10 Things AEW MUST Do To Compete With WWE
8. Heed The Various, Hilarious Lessons Taught By Impact Wrestling
The TNA roster of 2010 reads as something quite incredible all these years later: A Kurt Angle that could still call himself a wrestling machine, AJ Styles, Bobby Lashley, Hulk Hogan, Bobby Roode, Samoa Joe, Mick Foley, Desmond Wolfe, Ric Flair, Jeff Hardy as the biggest babyface star in all of wrestling - all of whom had a major and different role to play in an alternative timeline not mapped by a bunch of past-it, self-serving f*ckwits.

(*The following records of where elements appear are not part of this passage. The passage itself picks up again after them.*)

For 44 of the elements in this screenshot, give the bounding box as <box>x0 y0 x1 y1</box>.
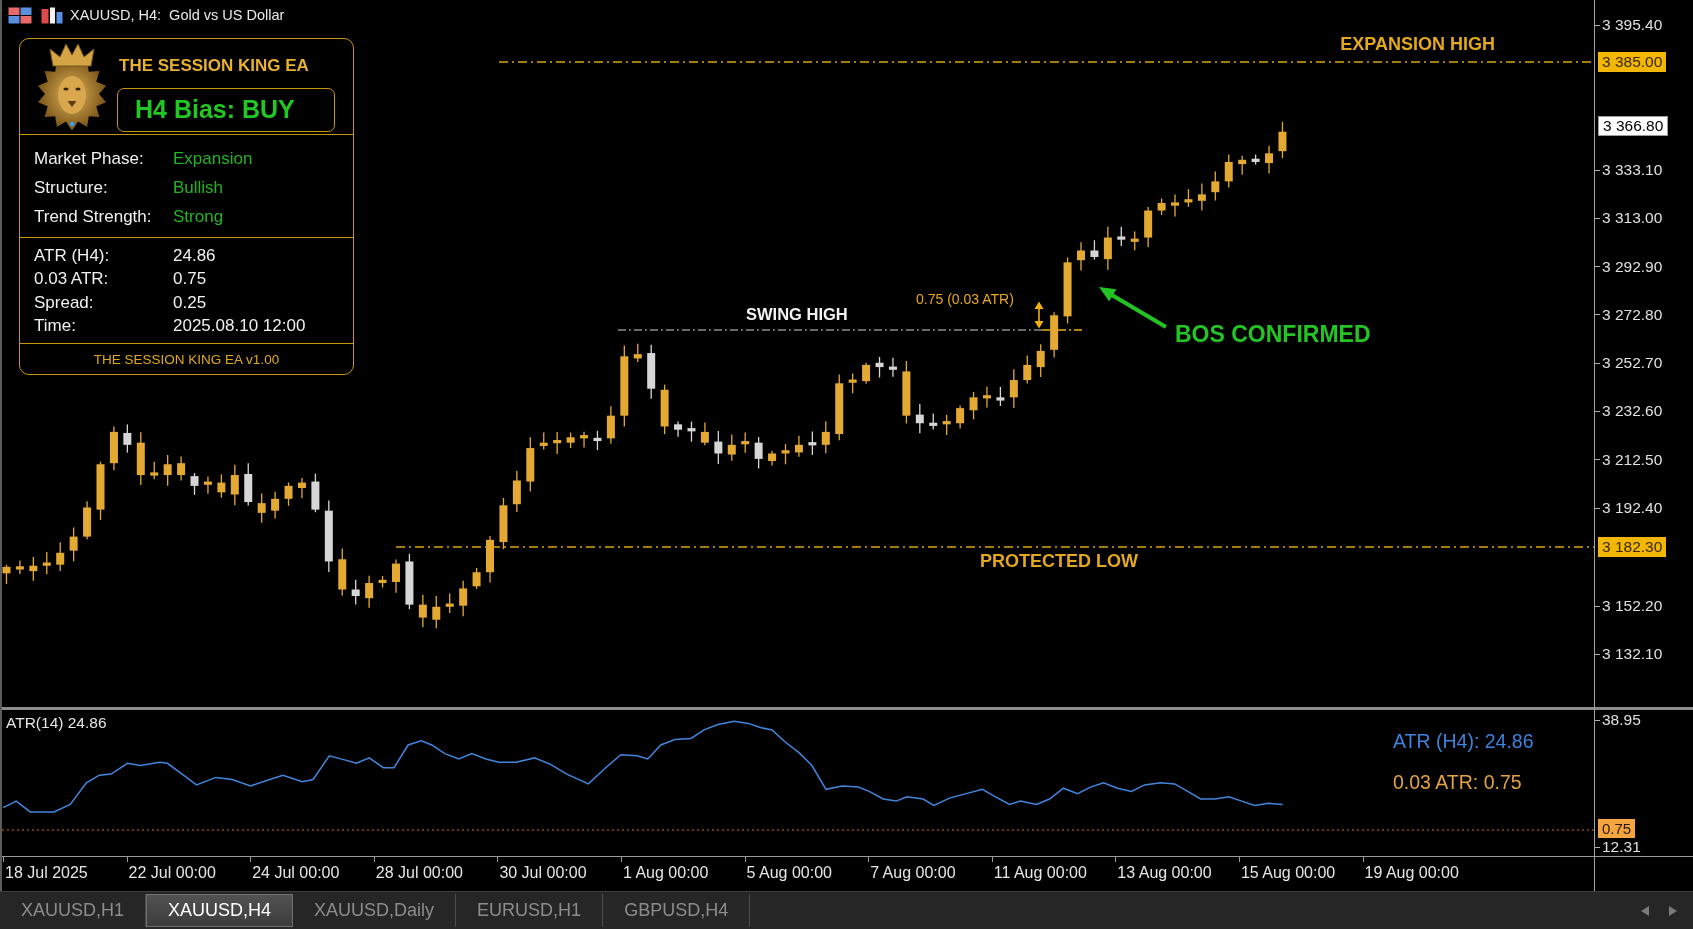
scroll-left-icon[interactable] <box>1641 905 1649 916</box>
price-label: 3 192.40 <box>1602 499 1663 517</box>
price-label: 3 292.90 <box>1602 257 1663 276</box>
time-label: 30 Jul 00:00 <box>499 864 587 881</box>
price-label: 3 272.80 <box>1602 305 1663 324</box>
time-label: 1 Aug 00:00 <box>622 864 709 881</box>
time-label: 22 Jul 00:00 <box>128 864 216 881</box>
price-label: 3 232.60 <box>1602 402 1663 421</box>
price-label: 3 132.10 <box>1602 645 1663 663</box>
level-price-tag: 3 182.30 <box>1598 537 1667 557</box>
time-label: 5 Aug 00:00 <box>746 864 832 881</box>
time-label: 19 Aug 00:00 <box>1364 864 1459 881</box>
atr-readout: 0.03 ATR: 0.75 <box>1393 770 1522 794</box>
price-label: 3 252.70 <box>1602 354 1663 373</box>
chart-tab[interactable]: GBPUSD,H4 <box>603 894 751 927</box>
level-label: EXPANSION HIGH <box>1340 33 1495 55</box>
level-price-tag: 3 385.00 <box>1598 52 1667 72</box>
time-label: 15 Aug 00:00 <box>1240 864 1336 881</box>
price-label: 3 152.20 <box>1602 597 1663 615</box>
price-label: 3 333.10 <box>1602 161 1663 179</box>
current-price-tag: 3 366.80 <box>1598 116 1669 136</box>
time-label: 28 Jul 00:00 <box>375 864 463 881</box>
grid-icon <box>8 6 32 24</box>
price-label: 3 395.40 <box>1602 16 1663 34</box>
window-title: XAUUSD, H4: Gold vs US Dollar <box>70 6 285 24</box>
time-label: 13 Aug 00:00 <box>1117 864 1212 881</box>
scale-label: 12.31 <box>1602 838 1641 856</box>
time-label: 18 Jul 2025 <box>5 864 88 881</box>
chart-tab[interactable]: EURUSD,H1 <box>456 894 604 927</box>
time-label: 7 Aug 00:00 <box>870 864 956 881</box>
bias-indicator: H4 Bias: BUY <box>117 88 335 132</box>
price-label: 3 212.50 <box>1602 450 1663 469</box>
scroll-right-icon[interactable] <box>1669 905 1677 916</box>
threshold-tag: 0.75 <box>1598 819 1636 838</box>
atr-readout: ATR (H4): 24.86 <box>1393 729 1534 753</box>
bar-chart-icon <box>41 6 63 24</box>
price-label: 3 313.00 <box>1602 209 1663 228</box>
time-label: 11 Aug 00:00 <box>993 864 1087 881</box>
chart-tab[interactable]: XAUUSD,H4 <box>146 894 294 927</box>
panel-title: THE SESSION KING EA <box>119 56 310 76</box>
indicator-title: ATR(14) 24.86 <box>6 714 107 732</box>
time-label: 24 Jul 00:00 <box>252 864 340 881</box>
scale-label: 38.95 <box>1602 711 1641 729</box>
chart-tab[interactable]: XAUUSD,Daily <box>293 894 457 927</box>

The company itself was considered a desperate joke. The company was considered a desperate joke because:
Hardy returned, unadvertised, not as a main event star, but in an X-Division segment. An opening segment designed expressly to compete with WWE RAW as the opening shot of the New Monday Night Wars. An opening segment designed expressly to compete with WWE RAW that drew loud "This is bullsh*t" chants because the audience couldn't see what was actually happening. Also, Homicide got stuck up the cage.
The Nasty Boys turned up because they were Hulk Hogan's mates. A lot of things happened because Hogan held sway. Virtually everything that happened happened because Hogan held sway, including the role of Bubba The Love Sponge as interviewer.
No matter how irrelevant or unpopular, any act formerly of WWE was deified because they once appeared on WWE programming. The former Val Venis, Sean Morley, went over the beloved Christopher Daniels. AJ Styles dressed up as Ric Flair. The Nasty Boys turned up. Honestly, and this isn't snark, it's a directly analogy, to make this sort of mistake, AEW would have to draft in Adam Rose and put him over Hangman Page.
We don't think that's going to happen, but it actually did the last time a major corporation backed a wrestling promotion with a marketable roster.